L’AMOUR PLUS FORT QUE LA HAINE
Le coup de foudre improbable, dans l’enfer de la « jungle de Calais », entre Béatrice, veuve d’un policier sympathisant FN, et Mokhtar, enseignant iranien arrivé clandestinement en Europe… Le sujet était potentiellement casse-gueule. Mais Ils sont vivants, le premier film de Jérémie Elkaïm − bien qu’il ait coscénarisé pas mal de ceux de Valérie Donzelli −, happe rapidement. Inspirée d’une histoire vraie, celle de Béatrice Huret qu’elle a racontée dans un livre, Calais mon amour, cette vibrante fiction, qui adopte une forme ardente pour conter un élan impérieux, relate un double parcours de libération. Un peu celui de Mokhtar et beaucoup celui de Béatrice, au départ prisonnière de ses préjugés et de son milieu, sinon des lois françaises.
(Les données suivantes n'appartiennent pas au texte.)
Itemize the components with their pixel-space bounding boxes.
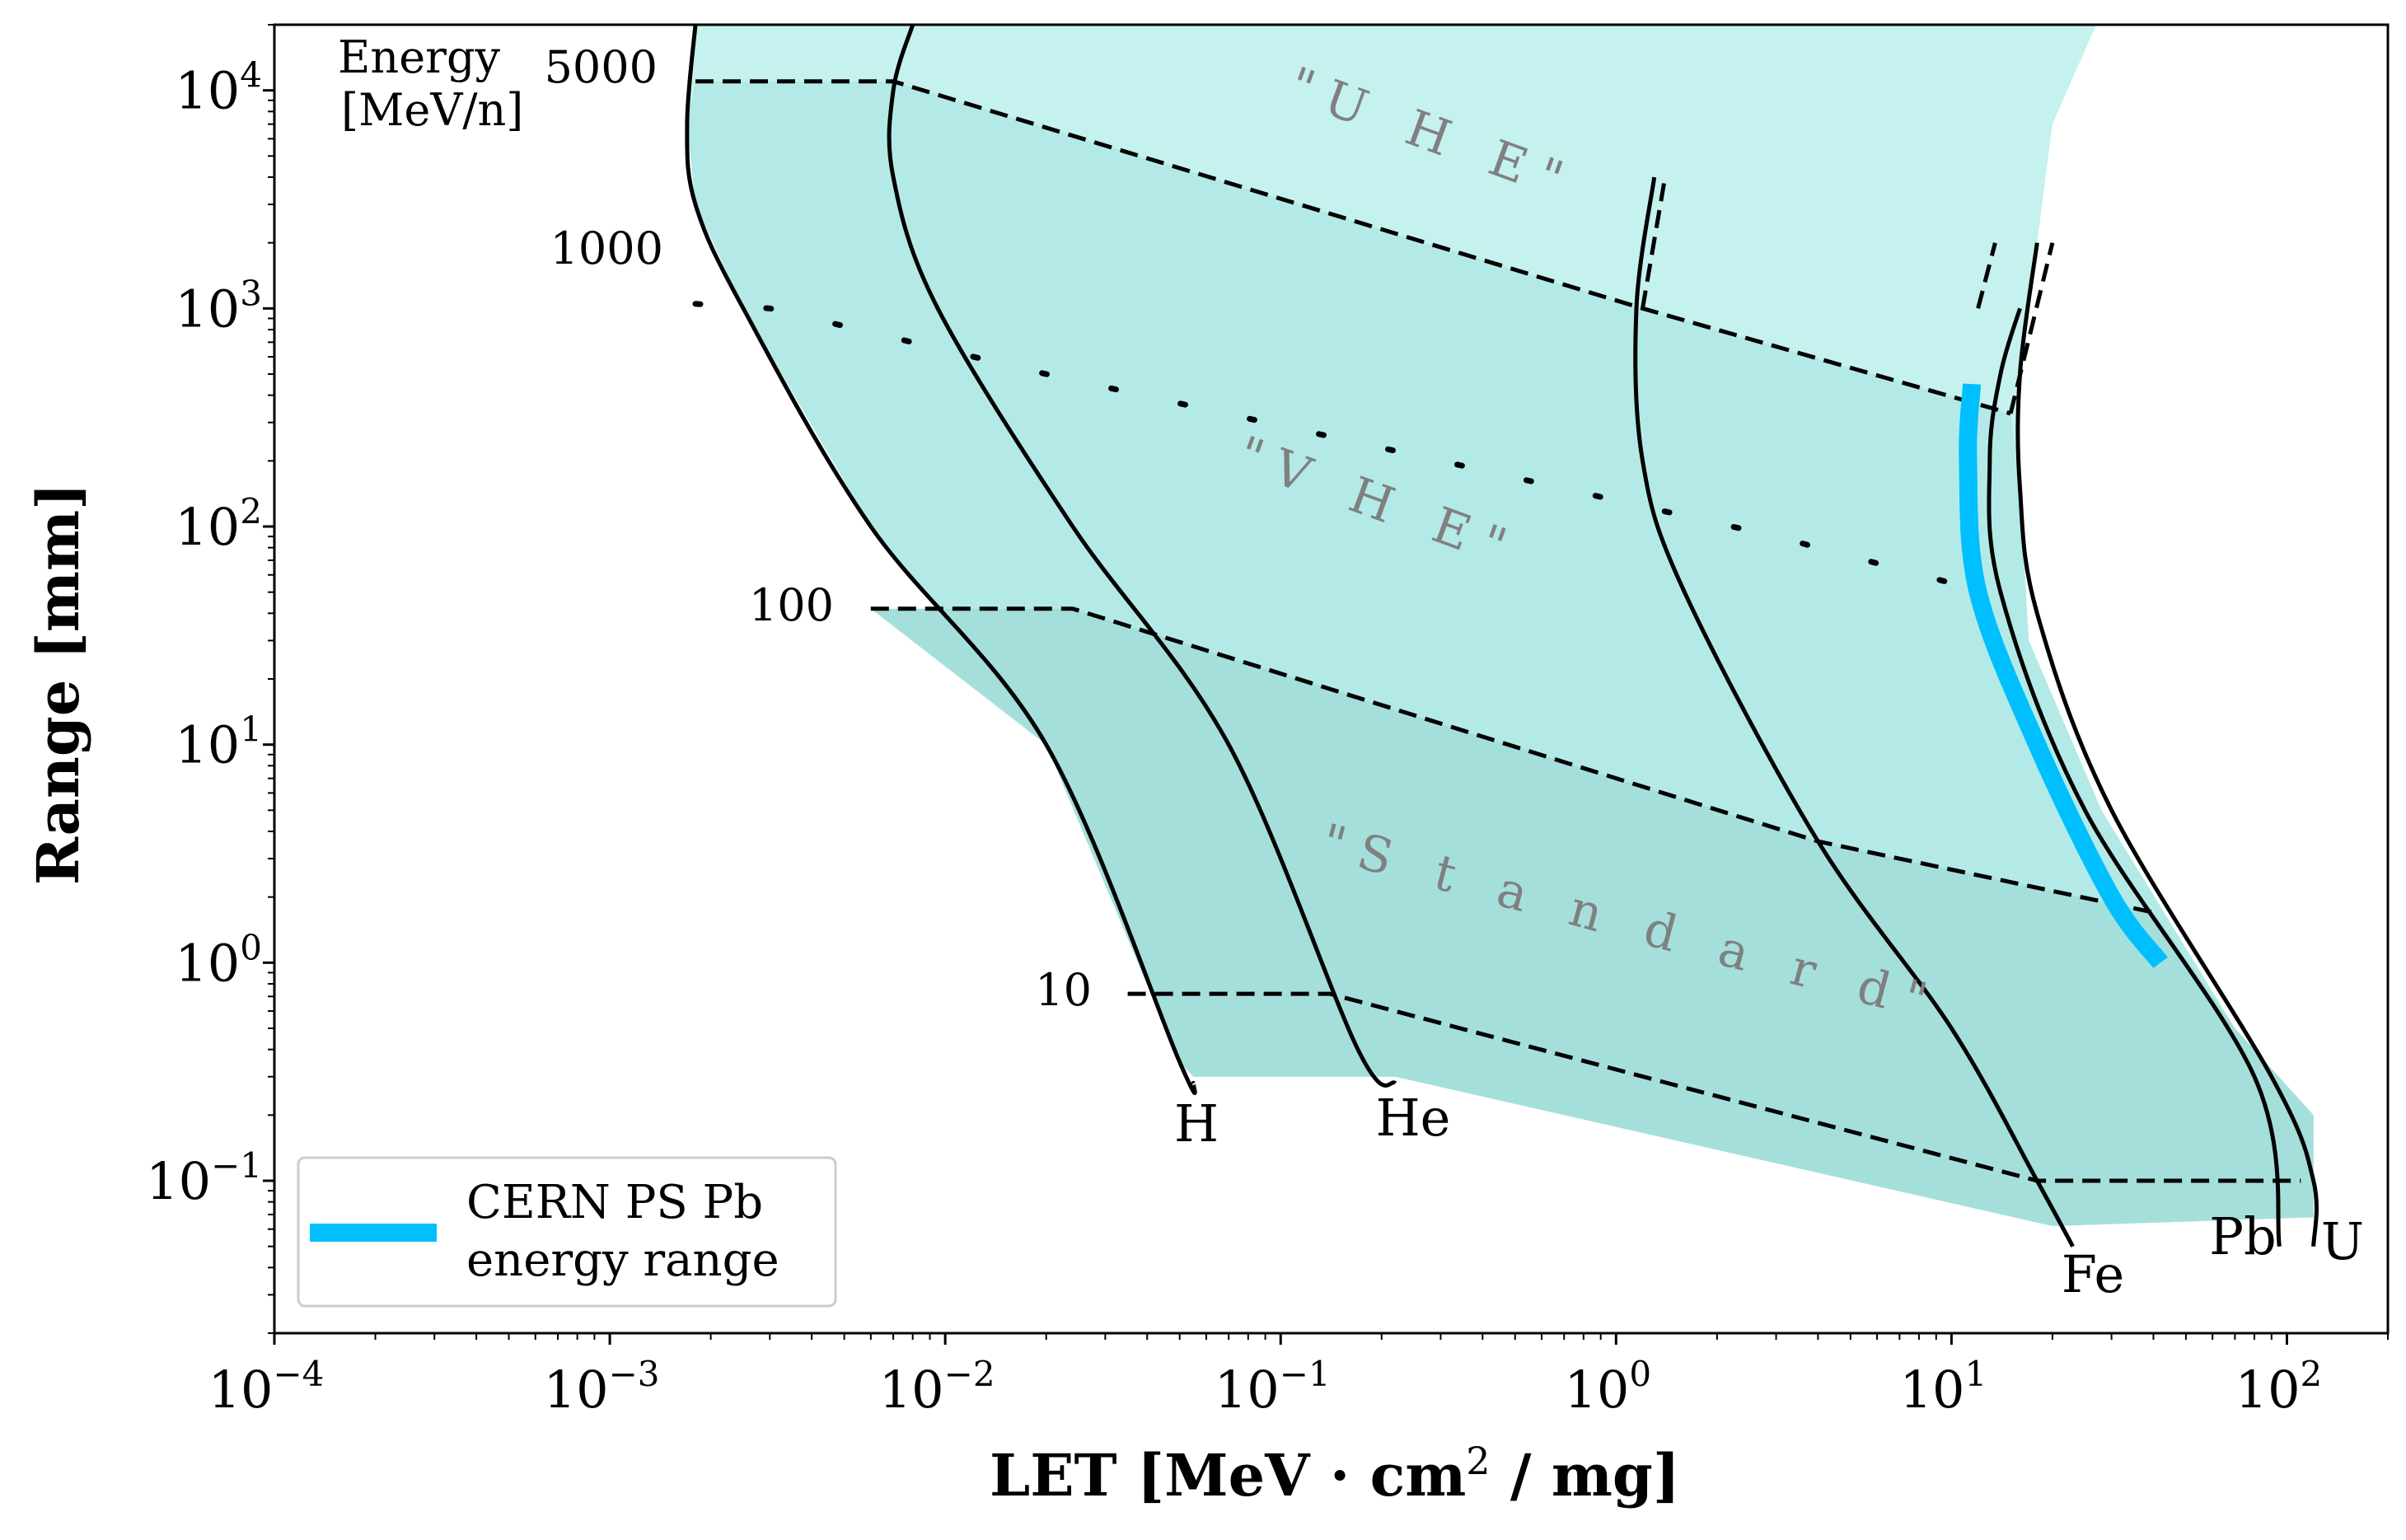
x-tick-label: 102	[2235, 1354, 2323, 1420]
curve-pb	[1987, 307, 2282, 1247]
x-tick-label: 10−2	[879, 1354, 995, 1420]
energy-label-5000: 5000	[545, 41, 658, 93]
cern-series	[1959, 383, 2168, 969]
label-fe: Fe	[2062, 1244, 2124, 1304]
y-tick-label: 104	[175, 55, 262, 121]
y-axis-title: Range [mm]	[24, 483, 92, 885]
curve-fe	[1633, 176, 2075, 1247]
x-tick-label: 10−3	[544, 1354, 660, 1420]
shaded-regions	[686, 25, 2314, 1227]
legend-label-line1: CERN PS Pb	[466, 1176, 763, 1229]
y-tick-label: 102	[175, 491, 262, 557]
x-axis-title: LET [MeV · cm2 / mg]	[990, 1439, 1680, 1510]
extension-dash-1	[1976, 242, 1997, 309]
energy-label-10: 10	[1035, 964, 1092, 1016]
y-tick-label: 103	[175, 273, 262, 339]
extension-dash-0	[1641, 176, 1668, 309]
energy-line-5000	[695, 79, 2011, 416]
region-2	[870, 608, 2314, 1226]
x-tick-label: 100	[1564, 1354, 1651, 1420]
label-pb: Pb	[2209, 1206, 2276, 1266]
x-tick-label: 10−4	[208, 1354, 325, 1420]
series-cern-pb	[1959, 383, 2168, 969]
energy-label-100: 100	[749, 579, 834, 631]
y-tick-label: 100	[175, 927, 262, 993]
plot-frame	[273, 23, 2390, 1335]
y-tick-label: 101	[175, 709, 262, 775]
particle-curves	[685, 24, 2319, 1247]
curve-u	[2015, 242, 2319, 1247]
label-he: He	[1376, 1088, 1451, 1148]
energy-label-1000: 1000	[550, 222, 663, 274]
label-h: H	[1174, 1093, 1219, 1154]
curve-he	[887, 24, 1397, 1088]
energy-line-100	[870, 606, 2155, 915]
energy-line-10	[1127, 991, 2301, 1183]
y-tick-label: 10−1	[146, 1145, 262, 1211]
energy-line-1000	[692, 301, 1954, 587]
energy-unit: [MeV/n]	[341, 84, 523, 136]
legend-box	[297, 1156, 837, 1308]
energy-lines	[692, 79, 2301, 1183]
x-tick-label: 10−1	[1215, 1354, 1331, 1420]
energy-header: Energy	[338, 31, 501, 83]
curve-h	[685, 24, 1197, 1095]
legend-label-line2: energy range	[466, 1233, 779, 1287]
label-u: U	[2321, 1211, 2364, 1271]
x-tick-label: 101	[1900, 1354, 1987, 1420]
axis-ticks: 10−4 10−3 10−2 10−1 100 101 102 10−1 100 101 102 10…	[146, 24, 2389, 1420]
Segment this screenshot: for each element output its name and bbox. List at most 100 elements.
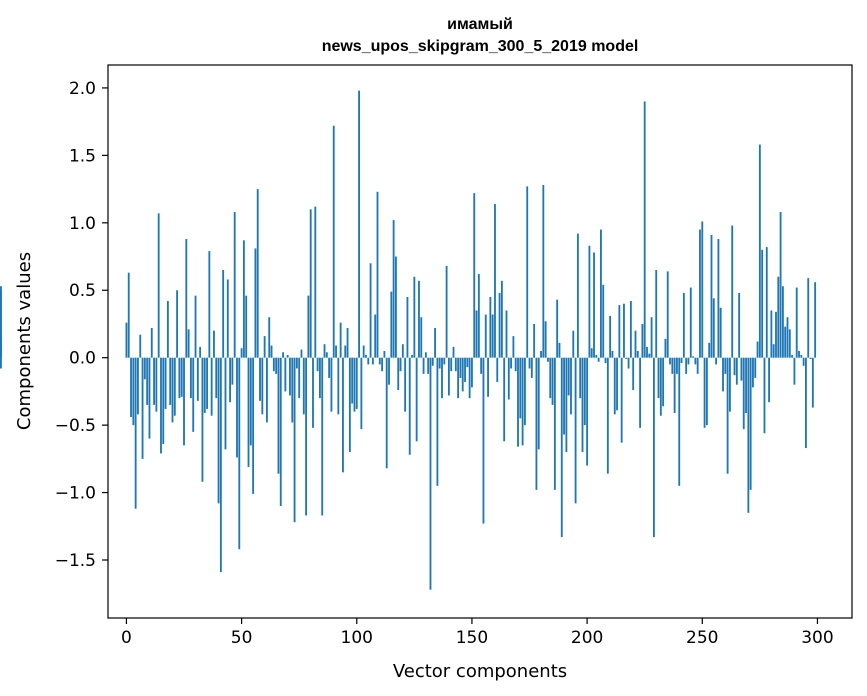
bar <box>777 276 780 358</box>
bar <box>576 233 579 358</box>
bar <box>666 271 669 358</box>
x-tick-label: 200 <box>571 628 603 648</box>
bar <box>399 357 402 372</box>
bar <box>183 357 185 446</box>
bar <box>466 357 469 368</box>
bar <box>507 357 510 400</box>
bar <box>160 357 162 454</box>
bar <box>512 336 515 358</box>
bar <box>722 357 724 392</box>
bar <box>473 193 476 358</box>
bar <box>533 323 536 358</box>
bar <box>371 357 374 365</box>
bar <box>397 357 400 391</box>
bar <box>731 225 734 358</box>
bar <box>176 290 179 358</box>
bar <box>567 357 570 396</box>
bar <box>215 357 218 399</box>
bar <box>775 311 777 358</box>
bar <box>705 357 708 426</box>
bar <box>717 238 720 358</box>
bar <box>740 357 743 381</box>
bar <box>496 357 499 382</box>
bar <box>742 357 745 430</box>
bar <box>484 314 487 358</box>
bar <box>687 357 690 365</box>
bar <box>268 317 271 358</box>
bar <box>659 357 662 416</box>
bar <box>595 354 598 358</box>
bar <box>305 357 308 516</box>
bar <box>682 292 685 358</box>
bar <box>295 357 298 369</box>
bar <box>263 336 266 358</box>
bar <box>245 295 248 358</box>
bar <box>351 357 354 404</box>
bar <box>791 354 794 358</box>
bar <box>652 357 655 538</box>
bar <box>729 357 731 412</box>
bar <box>420 317 423 358</box>
bar <box>323 344 326 358</box>
bar <box>362 345 365 358</box>
bar <box>312 357 314 428</box>
bar <box>358 90 360 358</box>
bar <box>325 352 328 358</box>
bar <box>756 341 759 358</box>
bar <box>517 357 519 447</box>
bar <box>627 357 630 369</box>
bar <box>434 328 436 358</box>
x-tick-label: 100 <box>341 628 373 648</box>
bar <box>733 357 736 376</box>
bar <box>150 328 153 358</box>
bar <box>639 357 642 428</box>
chart-title: имамый <box>447 16 513 33</box>
bar <box>427 357 430 374</box>
bar <box>0 357 2 369</box>
bar <box>588 245 591 358</box>
bar <box>231 357 234 385</box>
bar <box>646 346 648 358</box>
bar <box>487 357 489 397</box>
bar <box>770 310 773 358</box>
bar <box>521 357 524 446</box>
x-tick-label: 150 <box>456 628 488 648</box>
bar <box>141 357 144 459</box>
bar <box>494 203 496 358</box>
bar <box>542 185 545 358</box>
bar <box>572 330 575 358</box>
bar <box>139 334 142 358</box>
bar <box>699 229 701 358</box>
bar <box>618 305 621 358</box>
bar <box>500 280 503 358</box>
bar <box>678 357 681 486</box>
bar <box>395 256 397 358</box>
bar <box>337 357 340 415</box>
bar <box>279 357 282 507</box>
bar <box>676 357 678 374</box>
bar <box>346 328 349 358</box>
bar <box>222 270 225 358</box>
bar <box>648 353 651 358</box>
bar <box>411 354 413 358</box>
bar <box>754 357 757 378</box>
bar <box>424 352 427 358</box>
bar <box>634 330 637 358</box>
bar <box>166 301 169 358</box>
bar <box>590 348 593 358</box>
y-tick-label: −1.5 <box>55 551 96 571</box>
bar <box>696 357 699 374</box>
bar <box>772 344 775 358</box>
bar <box>266 357 268 423</box>
bar <box>784 326 787 358</box>
bar <box>480 357 483 374</box>
bar <box>381 357 384 372</box>
bar <box>738 292 741 358</box>
x-tick-label: 50 <box>231 628 253 648</box>
bar <box>752 357 754 388</box>
bar <box>765 247 768 358</box>
bar <box>441 357 443 399</box>
bar <box>475 310 478 358</box>
bar <box>376 191 379 358</box>
bar <box>293 357 296 523</box>
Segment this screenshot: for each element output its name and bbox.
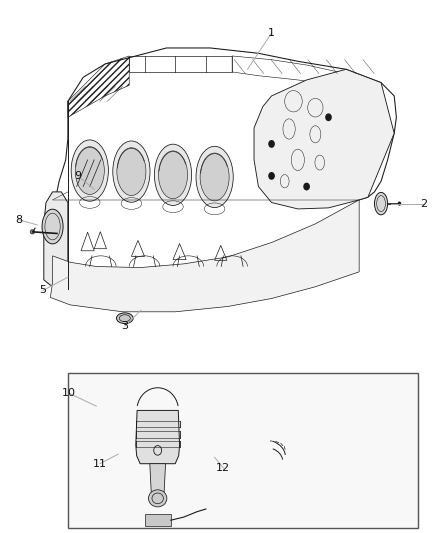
Polygon shape <box>44 192 68 289</box>
Ellipse shape <box>113 141 150 202</box>
Text: 8: 8 <box>15 215 22 224</box>
Circle shape <box>398 201 401 206</box>
Ellipse shape <box>374 192 388 215</box>
Ellipse shape <box>196 146 233 207</box>
Polygon shape <box>136 410 180 464</box>
Ellipse shape <box>159 151 187 199</box>
Ellipse shape <box>117 148 146 196</box>
Circle shape <box>269 173 274 179</box>
Ellipse shape <box>71 140 109 201</box>
Text: 1: 1 <box>268 28 275 38</box>
Bar <box>68 373 418 528</box>
Text: 12: 12 <box>216 463 230 473</box>
Ellipse shape <box>42 209 63 244</box>
Ellipse shape <box>200 153 229 201</box>
Ellipse shape <box>30 230 35 234</box>
Ellipse shape <box>117 313 133 324</box>
Circle shape <box>269 141 274 147</box>
Text: 11: 11 <box>93 459 107 469</box>
Polygon shape <box>150 464 166 498</box>
Ellipse shape <box>148 490 167 507</box>
Circle shape <box>304 183 309 190</box>
Circle shape <box>326 114 331 120</box>
Bar <box>145 514 171 526</box>
Polygon shape <box>50 200 359 312</box>
Ellipse shape <box>75 147 104 195</box>
Text: 2: 2 <box>420 199 427 208</box>
Text: 10: 10 <box>62 389 76 398</box>
Ellipse shape <box>154 144 192 205</box>
Text: 5: 5 <box>39 286 46 295</box>
Text: 3: 3 <box>121 321 128 331</box>
Text: 9: 9 <box>74 171 81 181</box>
Polygon shape <box>254 69 394 209</box>
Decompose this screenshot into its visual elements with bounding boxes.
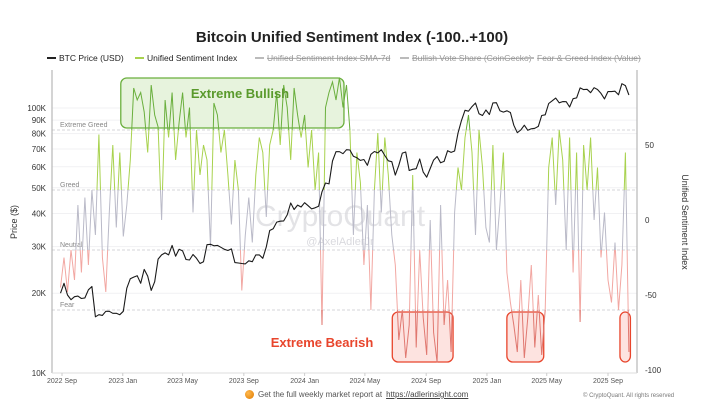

Le filmage immersif d’Elkaïm saisit au mieux la surprise de Béatrice face à la brutalité de la « jungle » (alors qu’elle vit juste à côté), tout comme le jaillissement inopiné de son désir pour Mokhtar, dont la beauté et le parcours la bouleversent. De fait, ce côté rugueux, urgent, sans fard, empêche le récit de sombrer dans la romance neuneu. Par ailleurs, l’intensité des scènes de sexe, singulièrement la première où Béatrice redécouvre le plaisir physique, est d’une rare justesse. Bien sûr, l’interprétation de Marina Foïs, superbe d’abandon, participe pour beaucoup de la puissance politique de l’ensemble. Reste qu’un film qui soutient que l’amour est plus fort que la haine ne peut être que salutaire. Singulièrement aujourd’hui. ●
Ils sont vivants, de Jérémie Elkaïm. En salles.